In her mission to educate others, Mrs. Greer wants people to be more aware of Lyme Disease and what can happen. She said nearly everyone has been bitten by a tick at some time in their life, but people don’t understand the serious consequences that can occur if Lyme or other sickness develops.
Having faith
Mrs. Greer brushed back tears as she told about one of the lowest points during her illness, a time when she felt isolated from friends and was so lethargic and confused she couldn’t even read her Bible.
But she could still pray, and she held on to a faith that God knew what was in her heart.
“I know for a fact that God has carried me through all this and I know that it’s for a reason,” she said.
She said she knows there are people who are in far worse condition — including Lyme patients who have seizures and memory loss — and people who have spent much more on treatment.
“There are people who are worse than me.
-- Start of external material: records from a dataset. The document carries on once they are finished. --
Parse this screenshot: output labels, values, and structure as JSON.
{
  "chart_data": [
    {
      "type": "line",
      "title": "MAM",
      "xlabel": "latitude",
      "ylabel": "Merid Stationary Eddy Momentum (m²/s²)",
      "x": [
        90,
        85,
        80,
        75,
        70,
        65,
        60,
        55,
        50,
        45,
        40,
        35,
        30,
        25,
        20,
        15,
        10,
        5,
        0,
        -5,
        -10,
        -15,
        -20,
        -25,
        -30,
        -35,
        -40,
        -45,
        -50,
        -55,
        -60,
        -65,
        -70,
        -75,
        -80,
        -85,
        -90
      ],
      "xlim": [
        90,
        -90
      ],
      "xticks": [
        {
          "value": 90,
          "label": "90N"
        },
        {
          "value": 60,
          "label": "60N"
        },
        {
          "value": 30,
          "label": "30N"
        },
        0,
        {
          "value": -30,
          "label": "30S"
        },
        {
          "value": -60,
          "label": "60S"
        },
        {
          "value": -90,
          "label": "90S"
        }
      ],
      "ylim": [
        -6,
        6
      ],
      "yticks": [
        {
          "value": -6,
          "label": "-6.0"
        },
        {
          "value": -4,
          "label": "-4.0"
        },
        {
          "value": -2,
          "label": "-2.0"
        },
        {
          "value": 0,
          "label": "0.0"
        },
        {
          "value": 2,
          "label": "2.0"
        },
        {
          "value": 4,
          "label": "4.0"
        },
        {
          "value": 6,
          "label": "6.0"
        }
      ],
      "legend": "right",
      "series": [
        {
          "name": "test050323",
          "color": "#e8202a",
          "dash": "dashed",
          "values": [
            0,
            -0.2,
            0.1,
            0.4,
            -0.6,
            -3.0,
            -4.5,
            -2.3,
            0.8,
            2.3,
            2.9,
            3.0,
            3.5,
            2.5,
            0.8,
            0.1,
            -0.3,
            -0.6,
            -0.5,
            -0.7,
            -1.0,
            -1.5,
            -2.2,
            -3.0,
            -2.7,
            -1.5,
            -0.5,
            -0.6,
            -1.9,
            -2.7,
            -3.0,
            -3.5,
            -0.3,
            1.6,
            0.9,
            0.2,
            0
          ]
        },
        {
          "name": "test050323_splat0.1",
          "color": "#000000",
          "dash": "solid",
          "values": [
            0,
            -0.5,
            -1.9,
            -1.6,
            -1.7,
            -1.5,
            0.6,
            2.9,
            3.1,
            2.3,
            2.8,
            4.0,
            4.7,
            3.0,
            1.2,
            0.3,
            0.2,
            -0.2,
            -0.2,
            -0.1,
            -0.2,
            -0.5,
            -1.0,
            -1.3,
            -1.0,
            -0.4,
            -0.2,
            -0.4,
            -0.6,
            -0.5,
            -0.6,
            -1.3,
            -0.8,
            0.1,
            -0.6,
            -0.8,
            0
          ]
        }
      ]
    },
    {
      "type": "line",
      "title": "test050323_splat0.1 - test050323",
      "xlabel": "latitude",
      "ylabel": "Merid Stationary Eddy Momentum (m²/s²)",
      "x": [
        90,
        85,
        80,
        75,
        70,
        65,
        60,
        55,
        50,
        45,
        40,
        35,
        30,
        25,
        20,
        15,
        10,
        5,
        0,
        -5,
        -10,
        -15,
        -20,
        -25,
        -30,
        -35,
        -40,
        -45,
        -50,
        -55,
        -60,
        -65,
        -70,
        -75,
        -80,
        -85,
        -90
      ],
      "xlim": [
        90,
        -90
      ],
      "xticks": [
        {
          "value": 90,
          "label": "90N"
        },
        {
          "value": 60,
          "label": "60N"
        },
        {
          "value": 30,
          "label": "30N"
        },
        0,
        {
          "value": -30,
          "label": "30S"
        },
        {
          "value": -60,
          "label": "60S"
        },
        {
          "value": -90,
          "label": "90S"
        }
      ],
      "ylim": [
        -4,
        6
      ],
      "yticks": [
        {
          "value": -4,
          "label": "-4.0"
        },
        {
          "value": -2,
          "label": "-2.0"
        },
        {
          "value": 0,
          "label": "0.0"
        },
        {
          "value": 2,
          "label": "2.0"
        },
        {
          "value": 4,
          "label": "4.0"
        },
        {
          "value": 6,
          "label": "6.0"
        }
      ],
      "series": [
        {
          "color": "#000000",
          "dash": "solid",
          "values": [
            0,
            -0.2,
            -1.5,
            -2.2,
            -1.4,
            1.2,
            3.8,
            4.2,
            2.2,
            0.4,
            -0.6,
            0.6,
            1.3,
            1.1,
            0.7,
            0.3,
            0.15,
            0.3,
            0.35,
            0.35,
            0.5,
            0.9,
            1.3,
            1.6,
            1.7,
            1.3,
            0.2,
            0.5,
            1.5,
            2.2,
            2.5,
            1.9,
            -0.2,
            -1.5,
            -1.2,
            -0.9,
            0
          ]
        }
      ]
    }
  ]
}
There are people who have spent hundreds of thousands of dollars on antibiotic and treatment out of pocket,” she said. “Some are much worse. I am blessed.”
If not for her strong faith, she might have given up a long time ago.
“People will let you down, but God won’t. If it hadn’t been for God, I couldn’t imagine going through all this,” she said.
Mrs. Greer is determined to return to a normal life and be able to ride her beloved horses, housed in a stable at the Greer farm and ridden by others during her illness. She said people take so much for granted and complain about the most trivial things.
“I want my life back,” she said. “I still have boxes to unpack. I want to make my nest in there. I want to ride my horses. I miss them so bad. ... I just want my simple, but great, life back.”
Mrs. Greer firmly believes God has allowed things to happen in her life for a purpose.
“I don’t want any pity,” she said. “I don’t want people saying, ‘Poor, poor Colette, you know she lost her son.’ My son’s good. He’s sitting up there beside the throne of God and he’s fine and I’m going to see him again. My boy’s just fine. If I’m the one who’s supposed to be an example, then that’s what I’m supposed to do and I’m not going to keep my mouth shut.”
For now, Mrs. Greer is simply taking it one day at a time.
And she’s comforted by a bit of wisdom shared by an unknown older black preacher who once took time to pray with her in a hospital emergency room.
“He prayed with me and he said ‘fear not,’” she said. “‘Fear not’ is in the Bible 365 times — one for each day of the year.”